Thursday, 2 August 2007

The West Wing

by Charles Pooter

Ted's previous post prompted me to write the following comment, which I'll now arrogantly promote to the front page of the blog.

The West Wing is fun to watch, but ultimately it is a modern version of the Platonic fantasy: the philosopher king.

There is a romantic, but deluded notion amongst some American "liberals" that one day they will get their perfect President: a beacon of benevolent omnipotence at the head of the Executive branch. This is a myth fuelled by the cult of JFK (not the real JFK who ordered the Bay of Pigs invasion, but the alternative-reality Kennedy, who would have ushered in a new Camelot if he had not been murdered).

The romantics who subscribe to this notion are always looking for their Josiah Bartlet, but invariably they end up with a Bill Clinton (followed by a George W. Bush). The American founders were more realistic. All men are fallible, so they tried to ensure that too much power could not be placed in the hands of the Executive. This doctrine, originally coined by Montesquieu, is called "separation of powers".

Perhaps American liberals should spend less time fantasising over Josiah Barlet's fictional regime and more time reclaiming some of the power stolen by the Executive branch in the last two centuries.


mattsantos said...

Hello, Ted's West Wing apologist brother here.
Interesting enough, when Martin Sheen talks about who he models Josiah Bartlett on, he says a mixture of JFK and Jimmy Carter. JFK one might expect as a model for a heroic fictional president but Jimmy Carter surprises. Perhaps Martin Sheen admires Carter's beliefs rather than his incompetence and modest record in office.
Whilst I concede The West Wing doesn't reflect political reality (amongst Bartlett's many achievements he singlehandedly negotiated a settlement between Israel and Palestine), it is by far the closest thing TV drama gets to the complexity of US Politics. There are fictional presidents aplenty in shows like 24 and Prison Break but they are as realistic as Emporer Palpatine. Aaron Sorkin's show stands comparison with any of the great TV shows of our age.

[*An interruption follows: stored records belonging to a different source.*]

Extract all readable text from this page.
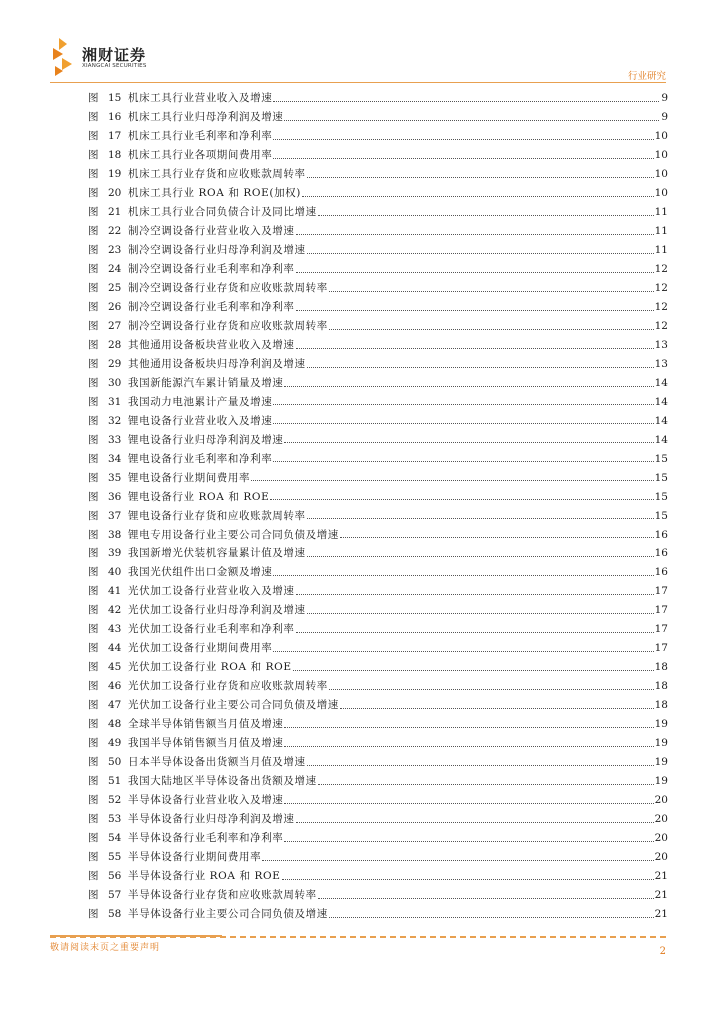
湘财证券
XIANGCAI SECURITIES
行业研究
图 15 机床工具行业营业收入及增速	9
图 16 机床工具行业归母净利润及增速	9
图 17 机床工具行业毛利率和净利率	10
图 18 机床工具行业各项期间费用率	10
图 19 机床工具行业存货和应收账款周转率	10
图 20 机床工具行业 ROA 和 ROE(加权)	10
图 21 机床工具行业合同负债合计及同比增速	11
图 22 制冷空调设备行业营业收入及增速	11
图 23 制冷空调设备行业归母净利润及增速	11
图 24 制冷空调设备行业毛利率和净利率	12
图 25 制冷空调设备行业存货和应收账款周转率	12
图 26 制冷空调设备行业毛利率和净利率	12
图 27 制冷空调设备行业存货和应收账款周转率	12
图 28 其他通用设备板块营业收入及增速	13
图 29 其他通用设备板块归母净利润及增速	13
图 30 我国新能源汽车累计销量及增速	14
图 31 我国动力电池累计产量及增速	14
图 32 锂电设备行业营业收入及增速	14
图 33 锂电设备行业归母净利润及增速	14
图 34 锂电设备行业毛利率和净利率	15
图 35 锂电设备行业期间费用率	15
图 36 锂电设备行业 ROA 和 ROE	15
图 37 锂电设备行业存货和应收账款周转率	15
图 38 锂电专用设备行业主要公司合同负债及增速	16
图 39 我国新增光伏装机容量累计值及增速	16
图 40 我国光伏组件出口金额及增速	16
图 41 光伏加工设备行业营业收入及增速	17
图 42 光伏加工设备行业归母净利润及增速	17
图 43 光伏加工设备行业毛利率和净利率	17
图 44 光伏加工设备行业期间费用率	17
图 45 光伏加工设备行业 ROA 和 ROE	18
图 46 光伏加工设备行业存货和应收账款周转率	18
图 47 光伏加工设备行业主要公司合同负债及增速	18
图 48 全球半导体销售额当月值及增速	19
图 49 我国半导体销售额当月值及增速	19
图 50 日本半导体设备出货额当月值及增速	19
图 51 我国大陆地区半导体设备出货额及增速	19
图 52 半导体设备行业营业收入及增速	20
图 53 半导体设备行业归母净利润及增速	20
图 54 半导体设备行业毛利率和净利率	20
图 55 半导体设备行业期间费用率	20
图 56 半导体设备行业 ROA 和 ROE	21
图 57 半导体设备行业存货和应收账款周转率	21
图 58 半导体设备行业主要公司合同负债及增速	21
敬请阅读末页之重要声明	2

Pritchard Buckminster said...

I always feel a little sad when I catch the West Wing (or 24, or that one with Geena Davis) as here is, cleanly encapsulated, the American Dream President played out with varying levels of competence. (Personally I find Martin's personal beliefs so at odds with him playing the President that I can't manage suspension of disbelief but hey ho). As these characters are so consistent in their traits and so consistently not who is running the country you have to feel very sorry for the people that live there. It's like showing a cheeseburger to a man on a diet. Ha

On an aside, Clinton was far and away my favourite (best of a bad bunch) and when you see how much was spent on running him out of office you can't help but conclude that it was a deliberate policy to stop him doing some of the things he wanted to bring in. Plus he got to boink in the oval office, I mean, that's just cool!